Waktu itu, ketika masih berjaya dengan usaha kainnya ... Bu Mardiyah memang orang yang cenderung sombong.

"Fai lebih percaya ibu atau Bu Mardiyah?" tanyaku lagi. "Dengar, tak ada yang namanya kaya atu miskin di mata Alloh. Yang ada hanya orang yang beriman dan tidak beriman.
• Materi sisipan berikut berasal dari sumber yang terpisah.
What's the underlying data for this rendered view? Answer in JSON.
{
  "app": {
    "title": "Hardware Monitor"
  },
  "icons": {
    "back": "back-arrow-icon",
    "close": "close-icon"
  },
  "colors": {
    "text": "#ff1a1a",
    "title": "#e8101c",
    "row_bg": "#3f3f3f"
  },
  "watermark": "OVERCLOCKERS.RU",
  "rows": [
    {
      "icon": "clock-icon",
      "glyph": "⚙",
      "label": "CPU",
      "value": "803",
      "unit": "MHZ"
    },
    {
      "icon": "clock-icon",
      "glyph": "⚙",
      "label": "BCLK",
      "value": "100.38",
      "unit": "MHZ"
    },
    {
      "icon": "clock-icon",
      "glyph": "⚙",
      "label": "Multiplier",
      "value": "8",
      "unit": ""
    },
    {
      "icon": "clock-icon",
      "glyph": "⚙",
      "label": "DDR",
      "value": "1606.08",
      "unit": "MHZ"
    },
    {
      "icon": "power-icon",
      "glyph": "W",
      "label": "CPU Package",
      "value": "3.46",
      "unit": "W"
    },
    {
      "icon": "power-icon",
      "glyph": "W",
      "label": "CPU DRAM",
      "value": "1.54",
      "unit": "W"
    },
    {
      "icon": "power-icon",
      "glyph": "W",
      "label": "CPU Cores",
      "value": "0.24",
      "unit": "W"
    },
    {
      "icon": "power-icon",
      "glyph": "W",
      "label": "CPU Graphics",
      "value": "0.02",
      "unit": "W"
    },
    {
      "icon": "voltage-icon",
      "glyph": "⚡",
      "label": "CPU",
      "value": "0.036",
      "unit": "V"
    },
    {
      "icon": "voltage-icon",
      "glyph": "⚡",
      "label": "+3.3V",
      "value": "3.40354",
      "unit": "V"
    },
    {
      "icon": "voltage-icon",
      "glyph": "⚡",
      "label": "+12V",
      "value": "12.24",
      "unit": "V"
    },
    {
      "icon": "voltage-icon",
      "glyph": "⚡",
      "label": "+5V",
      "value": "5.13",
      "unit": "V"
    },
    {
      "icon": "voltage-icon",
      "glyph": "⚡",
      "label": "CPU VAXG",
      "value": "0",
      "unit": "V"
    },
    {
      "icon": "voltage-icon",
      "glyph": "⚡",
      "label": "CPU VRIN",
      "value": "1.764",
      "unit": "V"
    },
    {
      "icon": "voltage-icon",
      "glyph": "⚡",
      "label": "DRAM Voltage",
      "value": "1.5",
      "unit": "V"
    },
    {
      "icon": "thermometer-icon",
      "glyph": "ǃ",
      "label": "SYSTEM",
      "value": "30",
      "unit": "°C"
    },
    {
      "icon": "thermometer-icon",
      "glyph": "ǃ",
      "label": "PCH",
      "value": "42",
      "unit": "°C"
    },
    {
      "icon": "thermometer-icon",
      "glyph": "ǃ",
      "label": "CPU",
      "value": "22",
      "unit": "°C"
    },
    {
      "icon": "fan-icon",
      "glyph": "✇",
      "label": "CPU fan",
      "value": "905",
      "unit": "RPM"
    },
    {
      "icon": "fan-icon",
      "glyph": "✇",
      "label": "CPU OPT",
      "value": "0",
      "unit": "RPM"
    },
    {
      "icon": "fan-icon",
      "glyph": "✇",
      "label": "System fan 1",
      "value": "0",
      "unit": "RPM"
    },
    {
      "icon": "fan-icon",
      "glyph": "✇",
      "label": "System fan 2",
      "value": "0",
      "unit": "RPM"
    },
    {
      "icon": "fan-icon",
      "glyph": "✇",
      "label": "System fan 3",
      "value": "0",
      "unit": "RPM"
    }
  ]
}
Itulah yang harus kau ingat. Kaya atau miskin tak penting! Yang penting kita beriman!" tegasku.

Fai menunduk patuh. Ia berhenti menjawab dan tak membantah lagi. 

"Mengerti, Fai?" 

"Iya, Bu ...," jawabnya.

Perdebatan dengan Fai kecil, berhenti saat itu juga. Kemudian kami membereskan bekas makan yang berserakan di meja. Semua makanan yang dikirim masak sudah habis. Tinggal sisa beras, minyak, telur dan bumbu-bumbu. Beberapa potong buah masih tersisa, kusimpan di tempat yang baik agar tak cepat busuk. Akan kujadikan menu sahur.

"Fai, nanti sahur dengan ceplok telur saja, ya," kataku pada Fai..

"Baik, Bu. Alhamdulillah," jawabnya.

Aku tersenyum penuh syukur. Anak itu tak lagi mengeluhkan perihal kaya atau miskin, dan bersyukur ketika mendengar menu sahur hanya dengan telur ceplok.

Dengan perut terisi penuh, malam itu kami mencuci piring bersama. Fai memaksa untuk membantuku walau sudah kucegah. Katanya, "kasihan Ibu, sudah lelah seharian bekerja."

Hingga adzan Isya berkumandang, terdengar suara anak kecil memanggil Fai.

"Faihatun ... ayo berangkat tarawih!" sahutnya.

"Bu, itu suara Dian!" ujar Fai dengan tangan masih penuh sabun cuci piring.

"Ya sudah, kamu berangkat tarawih duluan, nanti ibu menyusul. Bersihkan dulu tanganmu!" titahku.

Fai berlari kecil mengambil mukena ke kamar, kemudian berangkat tarawih bersama Dian. Setiap langkah kaki mungil itu masih kuingat hingga sekarang.

🍂🍂🍂

Hari keempat di bulan Ramadhan tahun 2021, kami baru saja tiba di rumah setelah selesai shalat tarawih berjamaah di masjid.

Fai membantuku duduk di sofa untuk menonton TV ketika suara pintu rumah diketuk.

"Assalamualaikum," ucap seseorang dari luar.

Fai mendekati pintu, dan mengintip dari jendela. Kemudian ia kembali lagi kepadaku dan berbisik, "Bu ... itu Dian! Suruh masuk atau jangan?" katanya.